Animated time series map of corona infection status

ezgif.com-video-to-gif.gif

I made a simple weekly time series map of coronavirus infection with plotly. The data was copied and pasted one by one from the pdf posted on the WHO site (it was difficult ...). Coronavirus disease (COVID-2019) situation reports

I'm afraid of how the number of Asian regions will increase. .. .. Also, although there are less than 100 people in Europe, the United States, and Canada, I'm also worried that they are popping up.

[Notes on data]

――As of February 21, 2020, there are about 140,000 infected people in China, but if the scale is the same, data from other countries will not be visible, so divide by 100 and scale down to 1000 people. ――Still, some single-digit and double-digit countries are still too small to be visualized, so we are scaling up by 10 times. ――The data for Japan includes the passengers of the Princess Diamond, so the number is about 600. If not included, there are 21 people as of February 21, 2020.

Code when made

Environment: Google Colab Language: python

module

Visualize using plotly. Since plotly handles the country code (JPN for Japan, etc.) instead of the country name as it is, import the country_converter to convert it to the country code. Data processing is done with pandas.

#If not
!pip install plotly
!pip install country_converter
!pip install pandas

import country_converter as coco
import plotly.express as px
import pandas as pd

Reading data

All of these are copied and hand-crafted from the pdf of the WHO site, so I'm sorry if there is a mistake. .. .. I wonder if there is a better database. .. ..

All of this data is stored in the DataFrame.

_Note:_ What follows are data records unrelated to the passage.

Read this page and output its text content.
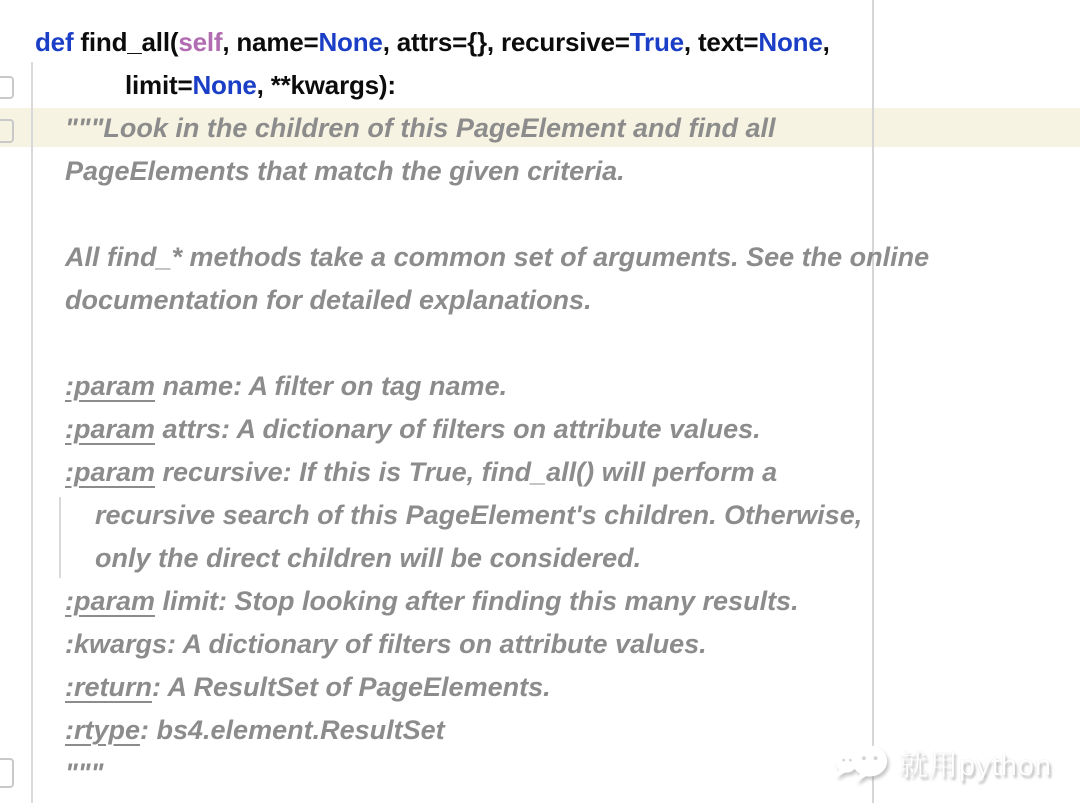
def find_all(self, name=None, attrs={}, recursive=True, text=None,
limit=None, **kwargs):
"""Look in the children of this PageElement and find all
PageElements that match the given criteria.
All find_* methods take a common set of arguments. See the online
documentation for detailed explanations.
:param name: A filter on tag name.
:param attrs: A dictionary of filters on attribute values.
:param recursive: If this is True, find_all() will perform a
recursive search of this PageElement's children. Otherwise,
only the direct children will be considered.
:param limit: Stop looking after finding this many results.
:kwargs: A dictionary of filters on attribute values.
:return: A ResultSet of PageElements.
:rtype: bs4.element.ResultSet
"""	就用python
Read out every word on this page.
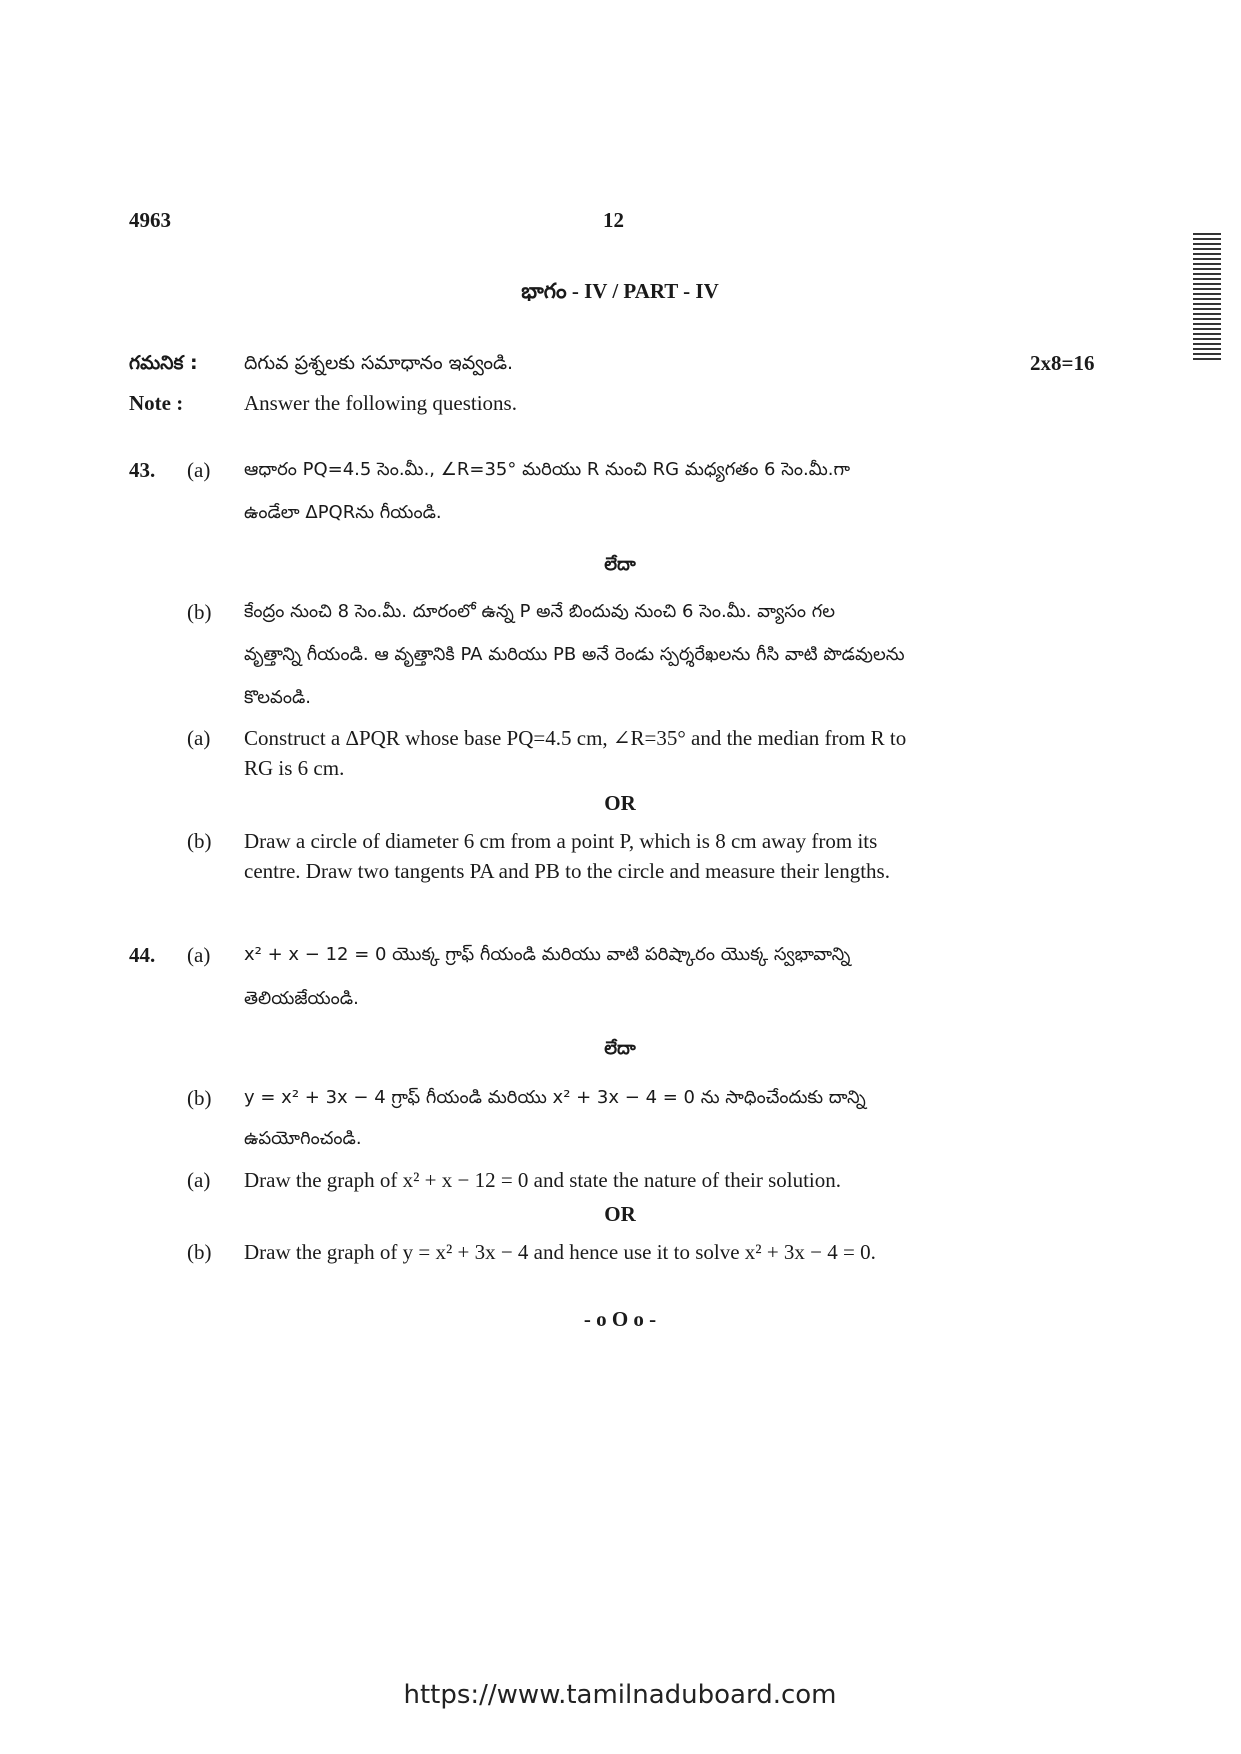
4963	12
భాగం - IV / PART - IV
గమనిక : దిగువ ప్రశ్నలకు సమాధానం ఇవ్వండి.	2x8=16
Note :	Answer the following questions.
43. (a) ఆధారం PQ=4.5 సెం.మీ., ∠R=35° మరియు R నుంచి RG మధ్యగతం 6 సెం.మీ.గా
ఉండేలా ΔPQRను గీయండి.
లేదా
(b) కేంద్రం నుంచి 8 సెం.మీ. దూరంలో ఉన్న P అనే బిందువు నుంచి 6 సెం.మీ. వ్యాసం గల
వృత్తాన్ని గీయండి. ఆ వృత్తానికి PA మరియు PB అనే రెండు స్పర్శరేఖలను గీసి వాటి పొడవులను
కొలవండి.
(a) Construct a ΔPQR whose base PQ=4.5 cm, ∠R=35° and the median from R to
RG is 6 cm.
OR
(b) Draw a circle of diameter 6 cm from a point P, which is 8 cm away from its
centre. Draw two tangents PA and PB to the circle and measure their lengths.
44. (a) x² + x − 12 = 0 యొక్క గ్రాఫ్ గీయండి మరియు వాటి పరిష్కారం యొక్క స్వభావాన్ని
తెలియజేయండి.
లేదా
(b) y = x² + 3x − 4 గ్రాఫ్ గీయండి మరియు x² + 3x − 4 = 0 ను సాధించేందుకు దాన్ని
ఉపయోగించండి.
(a) Draw the graph of x² + x − 12 = 0 and state the nature of their solution.
OR
(b) Draw the graph of y = x² + 3x − 4 and hence use it to solve x² + 3x − 4 = 0.
- o O o -
https://www.tamilnaduboard.com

dict_01_22 = {"2020/01/22":
              {"China": 310,
               "Japan": 1,
               "Republic of Korea": 1,
               "Thailand": 2}}
dict_01_30 = {"2020/01/30":
              {"China": 7737,
               "Japan": 11,
               "Republic of Korea": 4,
               "Vietnam": 2,
               "Singapore": 10,
               "Australia": 7,
               "Malaysia": 7,
               "Cambodia": 1,
               "Philippines": 1,
               "Nepal": 1,
               "Sri Lanka": 1,
               "India": 1,
               "United States of America": 5,
               "Canada": 3,
               "France": 5,
               "Finland": 1,
               "Germany": 4,
               "United Arab Emirates": 4,
               "Thailand": 14}}
dict_02_07 = {"2020/02/07":
              {"China": 31211,
               "Japan": 91,
               "Republic of Korea": 24,
               "Vietnam": 12,
               "Singapore": 30,
               "Australia": 15,
               "Malaysia": 14,
               "Cambodia": 1,
               "Philippines": 3,
               "Nepal": 1,
               "Sri Lanka": 1,
               "India": 3,
               "United States of America": 12,
               "Canada": 7,
               "France": 6,
               "Belgium": 1,
               "Italy": 3,
               "Finland": 1,
               "Spain": 1,
               "Sweden": 1,
               "Germany": 13,
               "The United Kingdom": 3,
               "United Arab Emirates": 5,
               "Russia": 2,
               "Thailand": 25}}
dict_02_14 = {"2020/02/14":
              {"China": 142823,
               "Japan": 251,
               "Republic of Korea": 28,
               "Vietnam": 16,
               "Singapore": 58,
               "Australia": 15,
               "Malaysia": 14,
               "Cambodia": 1,
               "Philippines": 3,
               "Nepal": 1,
               "Sri Lanka": 1,
               "India": 3,
               "United States of America": 15,
               "Canada": 7,
               "France": 11,
               "Belgium": 1,
               "Italy": 3,
               "Finland": 1,
               "Spain": 2,
               "Sweden": 1,
               "Germany": 16,
               "The United Kingdom": 9,
               "United Arab Emirates": 8,
               "Russia": 2,
               "Thailand": 33}}
dict_02_21 = {"2020/02/21":
              {"China": 142823,
               "Japan": 727,
               "Republic of Korea": 204,
               "Vietnam": 16,
               "Singapore": 85,
               "Australia": 17,
               "Malaysia": 22,
               "Cambodia": 1,
               "Philippines": 3,
               "Nepal": 1,
               "Sri Lanka": 1,
               "India": 3,
               "United States of America": 15,
               "Canada": 8,
               "France": 12,
               "Belgium": 1,
               "Italy": 3,
               "Finland": 1,
               "Spain": 2,
               "Sweden": 1,
               "Germany": 16,
               "The United Kingdom": 9,
               "United Arab Emirates": 9,
               "Iran": 5,
               "Egypt": 1,
               "Russia": 2,
               "Thailand": 35}}
concated = pd.concat([
                      pd.DataFrame(dict_01_22),
                      pd.DataFrame(dict_01_30),
                      pd.DataFrame(dict_02_07),
                      pd.DataFrame(dict_02_14),
                      pd.DataFrame(dict_02_21)], axis=1, sort=True).fillna(0)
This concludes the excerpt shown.